1.1.5 Random affine仿射變換

在yolov5中Mosaic資料增強部分的程式碼包括了仿射變換，如果部採用Mosaic資料增強也會單獨進行仿射變換。yolov5的仿射變換包含隨機旋轉、平移、縮放、錯切（將所有點沿某一指定方向成比例地平移）、透視操作，根據hyp.scratch-low.yaml，預設情況下只使用了Scale和Translation即縮放和平移。通過degrees設定圖片旋轉角度，perspective、shear設定透視變換和錯切。

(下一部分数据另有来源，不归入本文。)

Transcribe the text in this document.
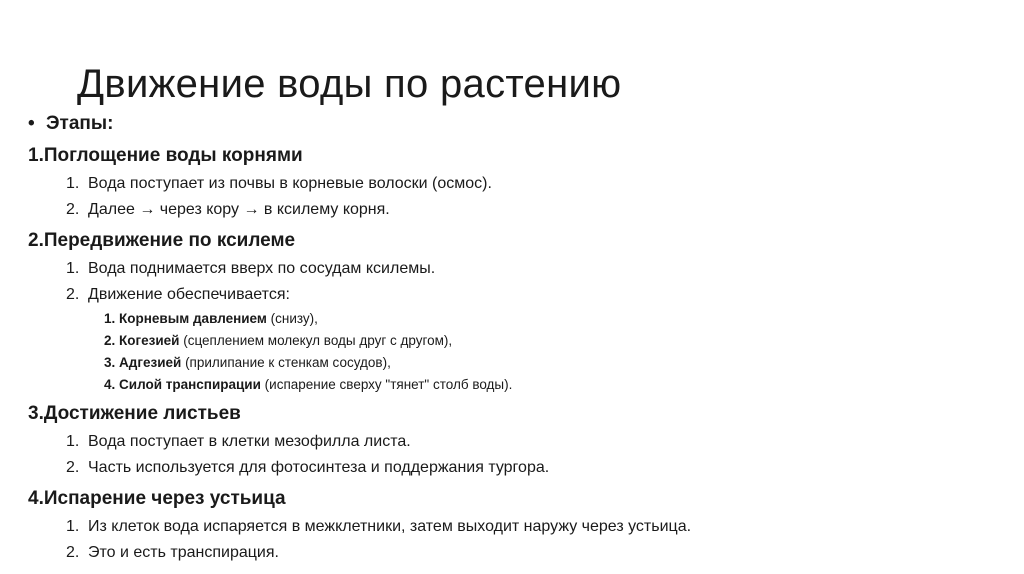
Движение воды по растению
• Этапы:
1.Поглощение воды корнями
1. Вода поступает из почвы в корневые волоски (осмос).
2. Далее → через кору → в ксилему корня.
2.Передвижение по ксилеме
1. Вода поднимается вверх по сосудам ксилемы.
2. Движение обеспечивается:
1. Корневым давлением (снизу),
2. Когезией (сцеплением молекул воды друг с другом),
3. Адгезией (прилипание к стенкам сосудов),
4. Силой транспирации (испарение сверху "тянет" столб воды).
3.Достижение листьев
1. Вода поступает в клетки мезофилла листа.
2. Часть используется для фотосинтеза и поддержания тургора.
4.Испарение через устьица
1. Из клеток вода испаряется в межклетники, затем выходит наружу через устьица.
2. Это и есть транспирация.
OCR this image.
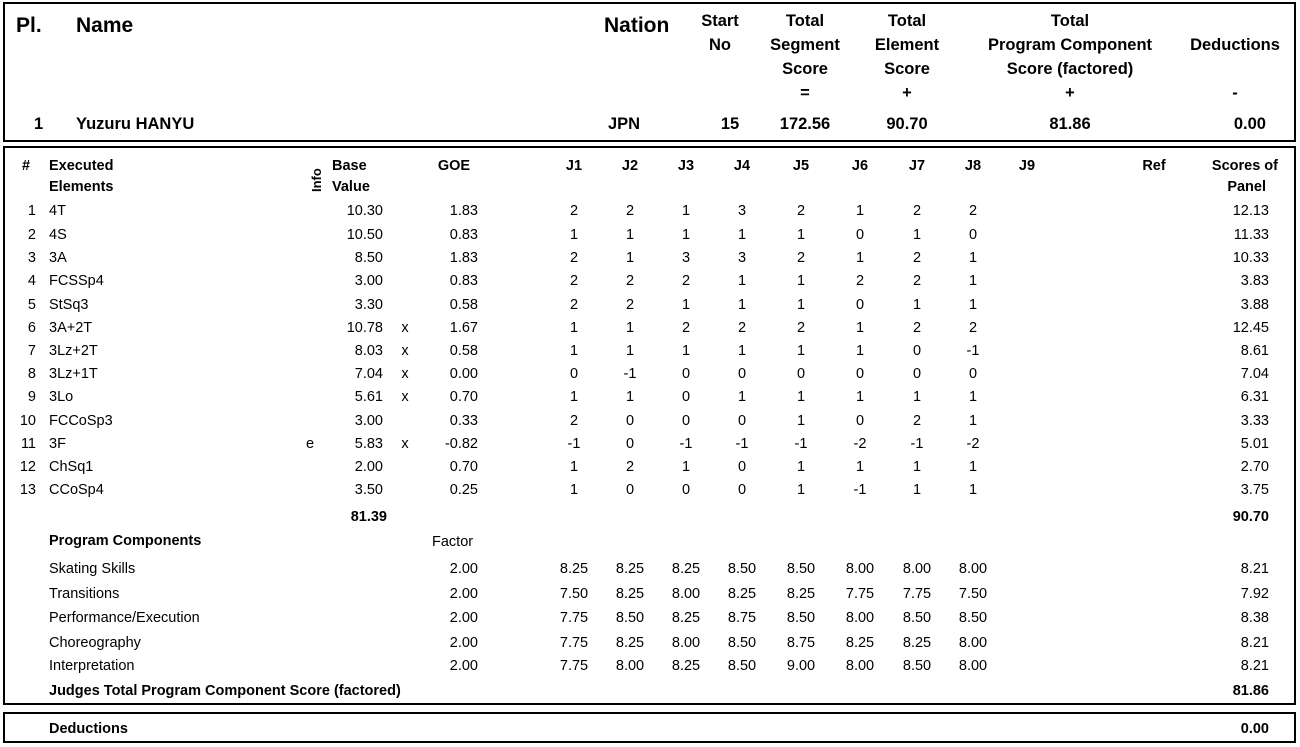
Pl. Name	Nation	Start
No
Total
Segment
Score
=
Total
Element
Score
+
Total
Program Component
Score (factored)
+
Deductions
-
1 Yuzuru HANYU	JPN	15	172.56	90.70	81.86	0.00
# Executed
Elements	Info
Base
Value
GOE	J1	J2	J3	J4	J5	J6	J7	J8	J9	Ref	Scores of
Panel
1 4T	10.30	1.83	2	2	1	3	2	1	2	2	12.13
2 4S	10.50	0.83	1	1	1	1	1	0	1	0	11.33
3 3A	8.50	1.83	2	1	3	3	2	1	2	1	10.33
4 FCSSp4	3.00	0.83	2	2	2	1	1	2	2	1	3.83
5 StSq3	3.30	0.58	2	2	1	1	1	0	1	1	3.88
6 3A+2T	10.78	x	1.67	1	1	2	2	2	1	2	2	12.45
7 3Lz+2T	8.03	x	0.58	1	1	1	1	1	1	0	-1	8.61
8 3Lz+1T	7.04	x	0.00	0	-1	0	0	0	0	0	0	7.04
9 3Lo	5.61	x	0.70	1	1	0	1	1	1	1	1	6.31
10 FCCoSp3	3.00	0.33	2	0	0	0	1	0	2	1	3.33
11 3F	e	5.83	x	-0.82	-1	0	-1	-1	-1	-2	-1	-2	5.01
12 ChSq1	2.00	0.70	1	2	1	0	1	1	1	1	2.70
13 CCoSp4	3.50	0.25	1	0	0	0	1	-1	1	1	3.75
81.39	90.70
Program Components	Factor
Skating Skills	2.00	8.25	8.25	8.25	8.50	8.50	8.00	8.00	8.00	8.21
Transitions	2.00	7.50	8.25	8.00	8.25	8.25	7.75	7.75	7.50	7.92
Performance/Execution	2.00	7.75	8.50	8.25	8.75	8.50	8.00	8.50	8.50	8.38
Choreography	2.00	7.75	8.25	8.00	8.50	8.75	8.25	8.25	8.00	8.21
Interpretation	2.00	7.75	8.00	8.25	8.50	9.00	8.00	8.50	8.00	8.21
Judges Total Program Component Score (factored)	81.86
Deductions	0.00
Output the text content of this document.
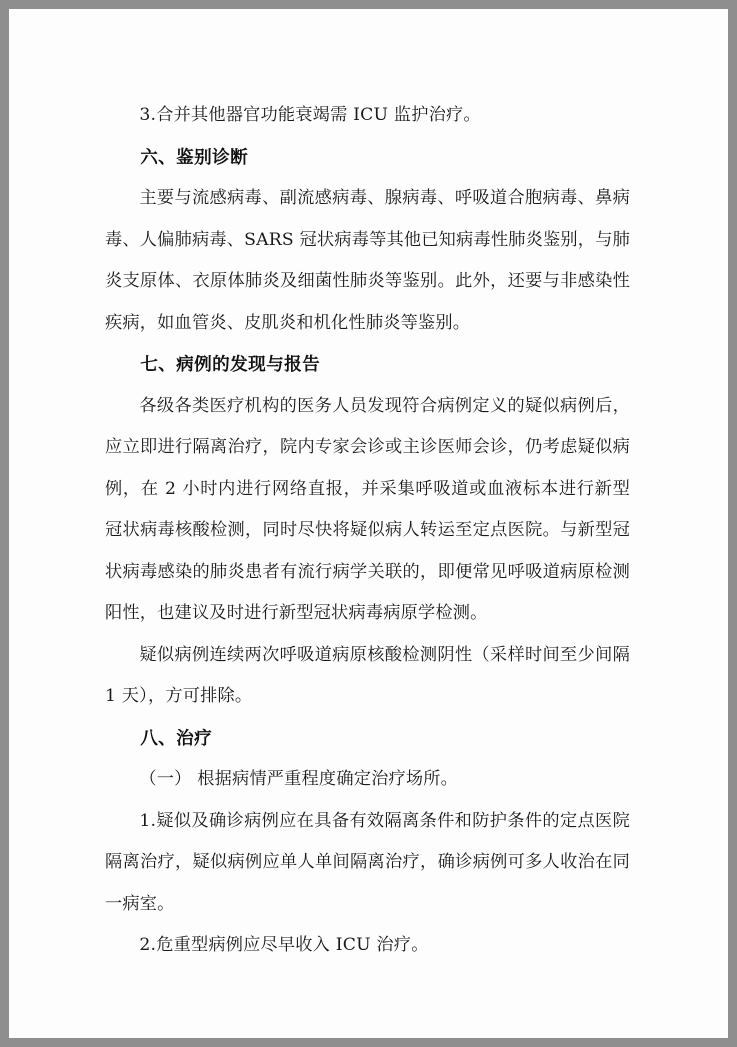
3.合并其他器官功能衰竭需 ICU 监护治疗。

六、鉴别诊断

主要与流感病毒、副流感病毒、腺病毒、呼吸道合胞病毒、鼻病毒、人偏肺病毒、SARS 冠状病毒等其他已知病毒性肺炎鉴别，与肺炎支原体、衣原体肺炎及细菌性肺炎等鉴别。此外，还要与非感染性疾病，如血管炎、皮肌炎和机化性肺炎等鉴别。

七、病例的发现与报告

各级各类医疗机构的医务人员发现符合病例定义的疑似病例后，应立即进行隔离治疗，院内专家会诊或主诊医师会诊，仍考虑疑似病例，在 2 小时内进行网络直报，并采集呼吸道或血液标本进行新型冠状病毒核酸检测，同时尽快将疑似病人转运至定点医院。与新型冠状病毒感染的肺炎患者有流行病学关联的，即便常见呼吸道病原检测阳性，也建议及时进行新型冠状病毒病原学检测。

疑似病例连续两次呼吸道病原核酸检测阴性（采样时间至少间隔 1 天），方可排除。

八、治疗

（一） 根据病情严重程度确定治疗场所。

1.疑似及确诊病例应在具备有效隔离条件和防护条件的定点医院隔离治疗，疑似病例应单人单间隔离治疗，确诊病例可多人收治在同一病室。

2.危重型病例应尽早收入 ICU 治疗。
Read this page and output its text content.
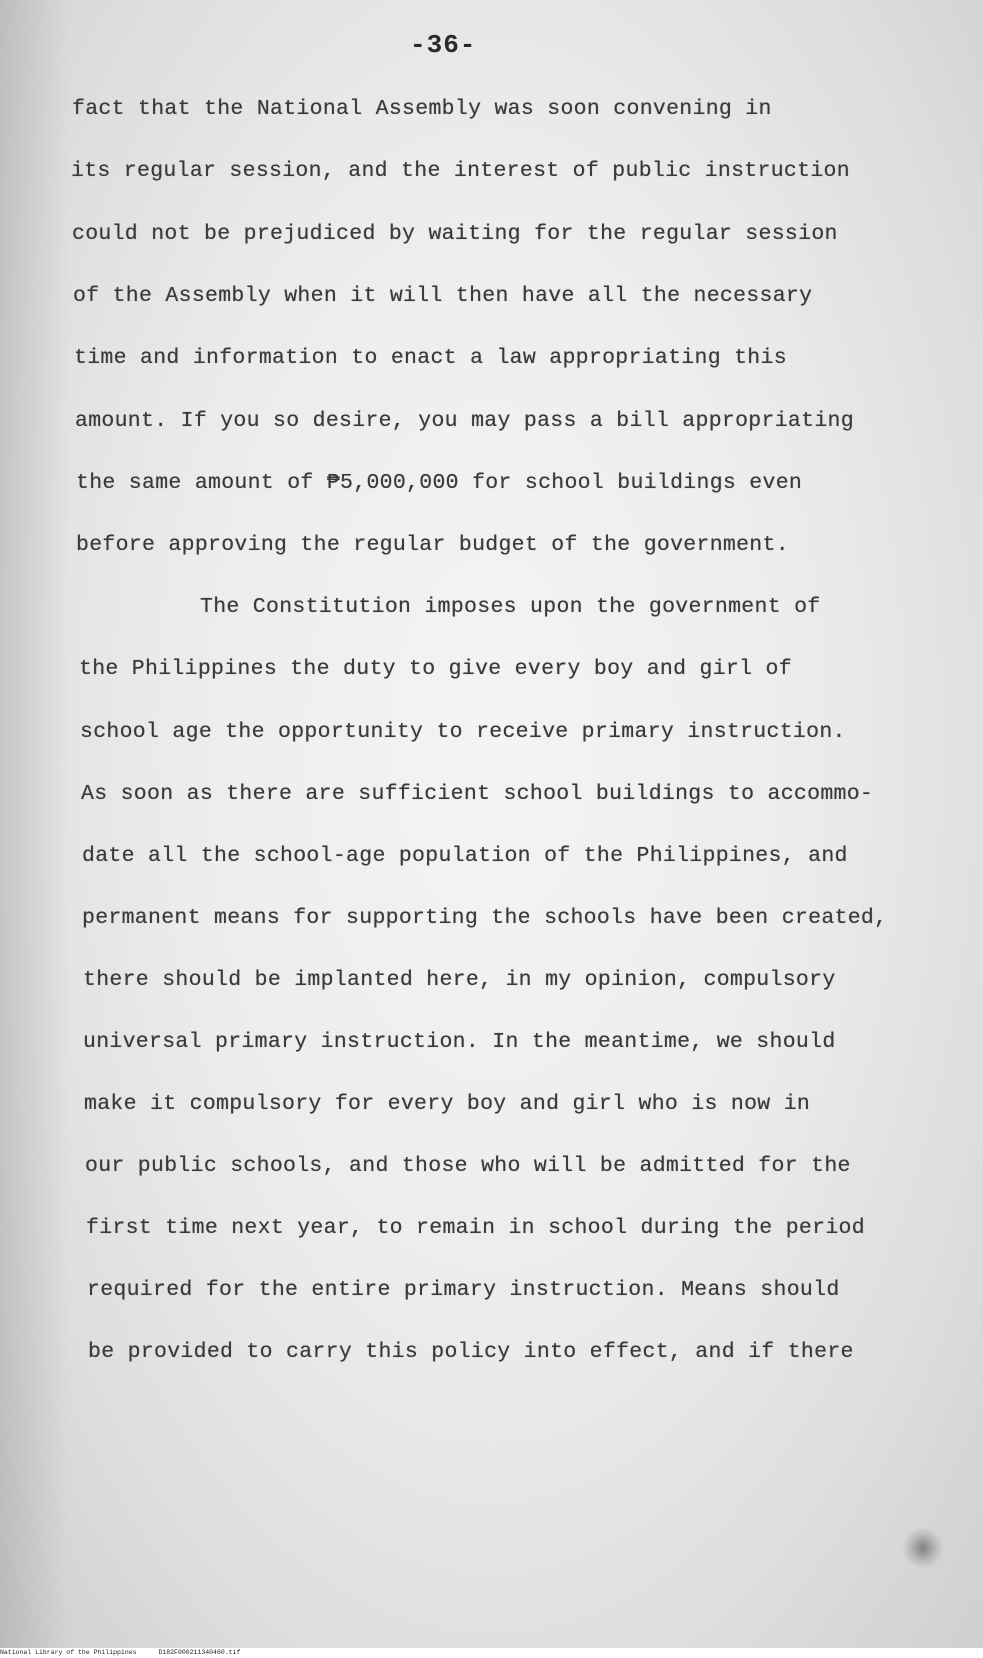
-36-
fact that the National Assembly was soon convening in
its regular session, and the interest of public instruction
could not be prejudiced by waiting for the regular session
of the Assembly when it will then have all the necessary
time and information to enact a law appropriating this
amount. If you so desire, you may pass a bill appropriating
the same amount of ₱5,000,000 for school buildings even
before approving the regular budget of the government.
The Constitution imposes upon the government of
the Philippines the duty to give every boy and girl of
school age the opportunity to receive primary instruction.
As soon as there are sufficient school buildings to accommo-
date all the school-age population of the Philippines, and
permanent means for supporting the schools have been created,
there should be implanted here, in my opinion, compulsory
universal primary instruction. In the meantime, we should
make it compulsory for every boy and girl who is now in
our public schools, and those who will be admitted for the
first time next year, to remain in school during the period
required for the entire primary instruction. Means should
be provided to carry this policy into effect, and if there
National Library of the Philippines	D182F000211340460.tif
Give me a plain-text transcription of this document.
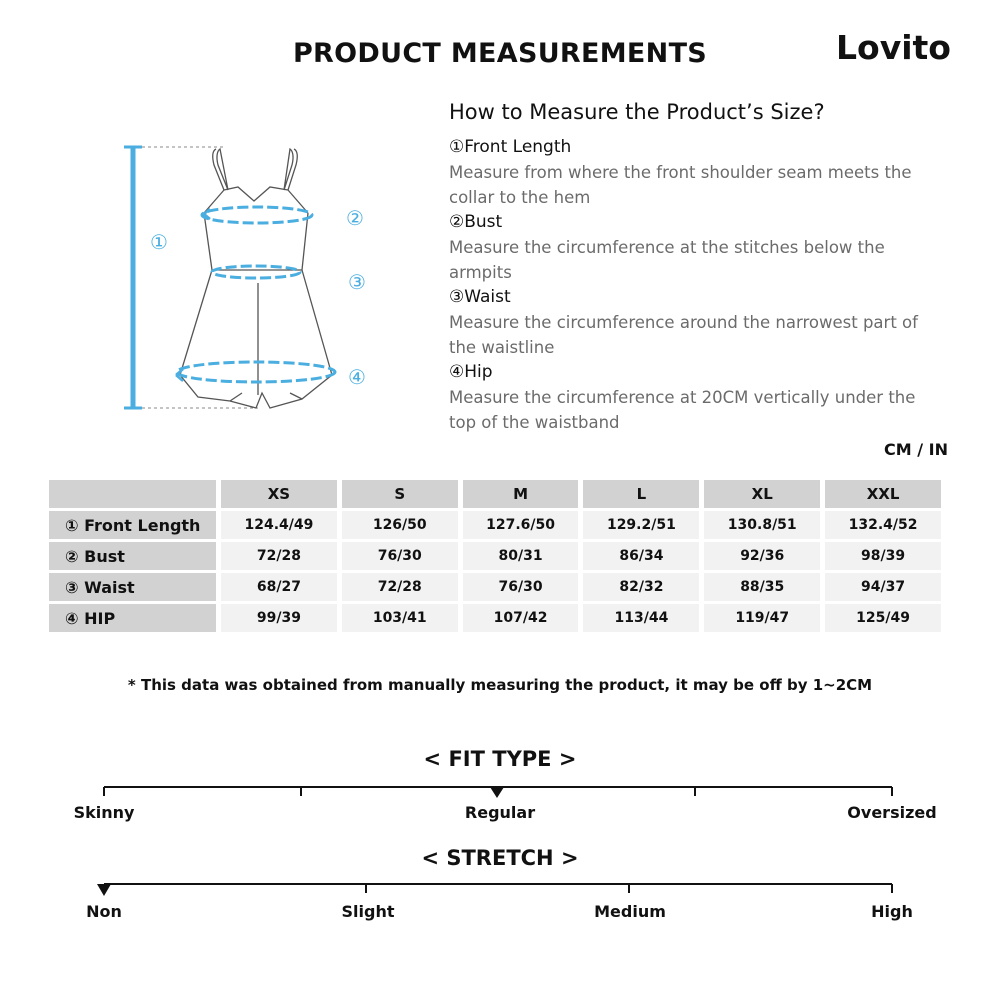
PRODUCT MEASUREMENTS	Lovito
①
②
③
④
How to Measure the Product’s Size?
①Front Length
Measure from where the front shoulder seam meets the collar to the hem
②Bust
Measure the circumference at the stitches below the armpits
③Waist
Measure the circumference around the narrowest part of the waistline
④Hip
Measure the circumference at 20CM vertically under the top of the waistband
CM / IN
	XS	S	M	L	XL	XXL
① Front Length	124.4/49	126/50	127.6/50	129.2/51	130.8/51	132.4/52
② Bust	72/28	76/30	80/31	86/34	92/36	98/39
③ Waist	68/27	72/28	76/30	82/32	88/35	94/37
④ HIP	99/39	103/41	107/42	113/44	119/47	125/49
* This data was obtained from manually measuring the product, it may be off by 1~2CM
< FIT TYPE >
Skinny	Regular	Oversized
< STRETCH >
Non	Slight	Medium	High
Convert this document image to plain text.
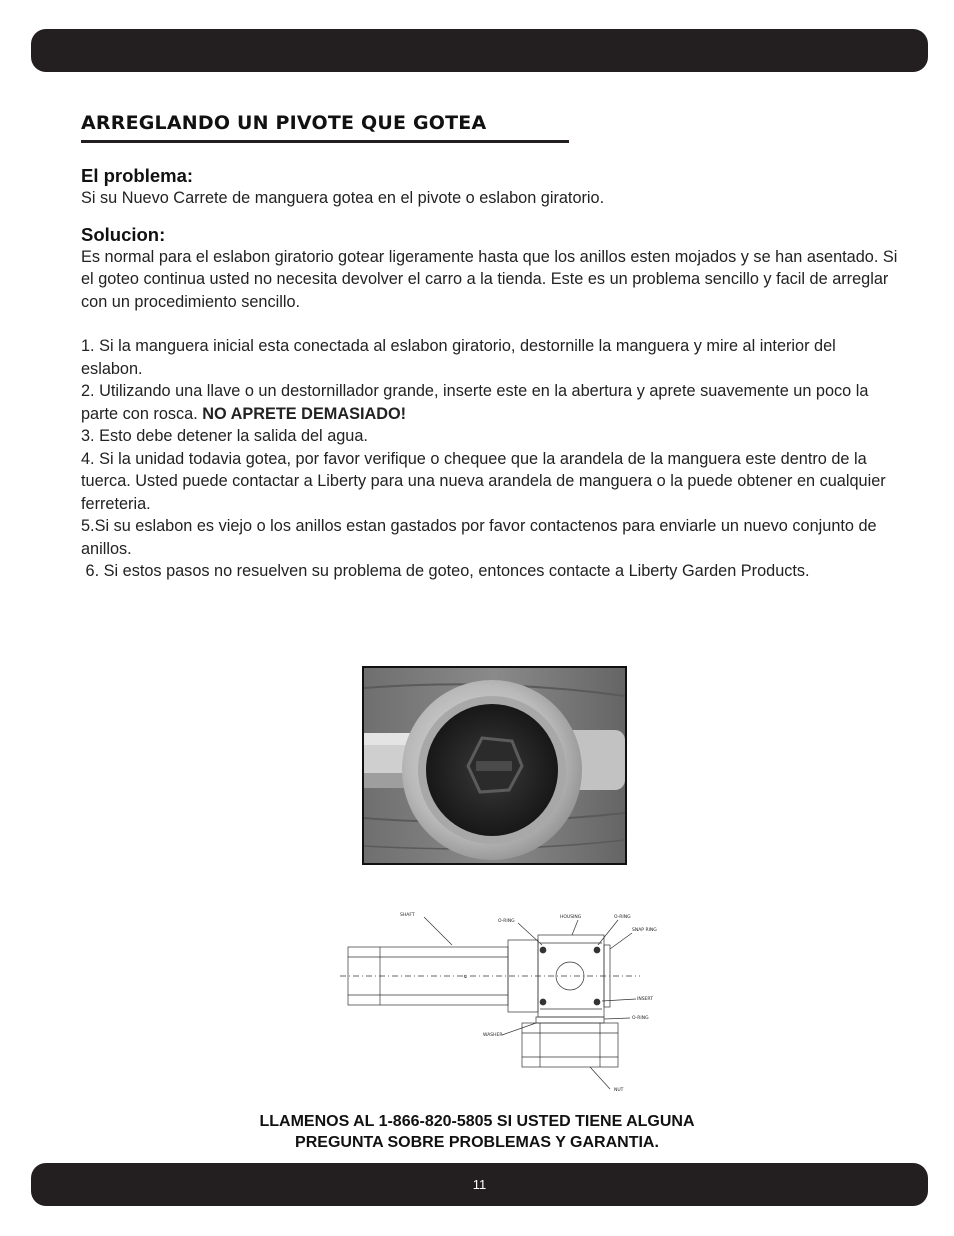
ARREGLANDO UN PIVOTE QUE GOTEA
El problema:

Si su Nuevo Carrete de manguera gotea en el pivote o eslabon giratorio.

Solucion:

Es normal para el eslabon giratorio gotear ligeramente hasta que los anillos esten mojados y se han asentado. Si el goteo continua usted no necesita devolver el carro a la tienda. Este es un problema sencillo y facil de arreglar con un procedimiento sencillo.

1. Si la manguera inicial esta conectada al eslabon giratorio, destornille la manguera y mire al interior del eslabon.

2. Utilizando una llave o un destornillador grande, inserte este en la abertura y aprete suavemente un poco la parte con rosca. NO APRETE DEMASIADO!

3. Esto debe detener la salida del agua.

4. Si la unidad todavia gotea, por favor verifique o chequee que la arandela de la manguera este dentro de la tuerca. Usted puede contactar a Liberty para una nueva arandela de manguera o la puede obtener en cualquier ferreteria.

5.Si su eslabon es viejo o los anillos estan gastados por favor contactenos para enviarle un nuevo conjunto de anillos.

6. Si estos pasos no resuelven su problema de goteo, entonces contacte a Liberty Garden Products.

SHAFT
O-RING
HOUSING	O-RING
SNAP RING
INSERT
O-RING
WASHER
NUT
℄
LLAMENOS AL 1-866-820-5805 SI USTED TIENE ALGUNA
PREGUNTA SOBRE PROBLEMAS Y GARANTIA.
11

Yolov5中的random_perspective實現

def random_perspective(im,
                       targets=(),
                       segments=(),
                       degrees=10,
                       translate=.1,
                       scale=.1,
                       shear=10,
                       perspective=0.0,
                       border=(0, 0)):
    # torchvision.transforms.RandomAffine(degrees=(-10, 10), translate=(0.1, 0.1), scale=(0.9, 1.1), shear=(-10, 10))
    # targets = [cls, xyxy]

    height = im.shape[0] + border[0] * 2  # shape(h,w,c)
    width = im.shape[1] + border[1] * 2

    # Center
    C = np.eye(3)
    C[0, 2] = -im.shape[1] / 2  # x translation (pixels)
    C[1, 2] = -im.shape[0] / 2  # y translation (pixels)

    # Perspective
    P = np.eye(3)
    P[2, 0] = random.uniform(-perspective, perspective)  # x perspective (about y)
    P[2, 1] = random.uniform(-perspective, perspective)  # y perspective (about x)

    # Rotation and Scale
    R = np.eye(3)
    a = random.uniform(-degrees, degrees)
    # a += random.choice([-180, -90, 0, 90])  # add 90deg rotations to small rotations
    s = random.uniform(1 - scale, 1 + scale)
    # s = 2 ** random.uniform(-scale, scale)
    R[:2] = cv2.getRotationMatrix2D(angle=a, center=(0, 0), scale=s)

    # Shear
    S = np.eye(3)
    S[0, 1] = math.tan(random.uniform(-shear, shear) * math.pi / 180)  # x shear (deg)
    S[1, 0] = math.tan(random.uniform(-shear, shear) * math.pi / 180)  # y shear (deg)

    # Translation
    T = np.eye(3)
    T[0, 2] = random.uniform(0.5 - translate, 0.5 + translate) * width  # x translation (pixels)
    T[1, 2] = random.uniform(0.5 - translate, 0.5 + translate) * height  # y translation (pixels)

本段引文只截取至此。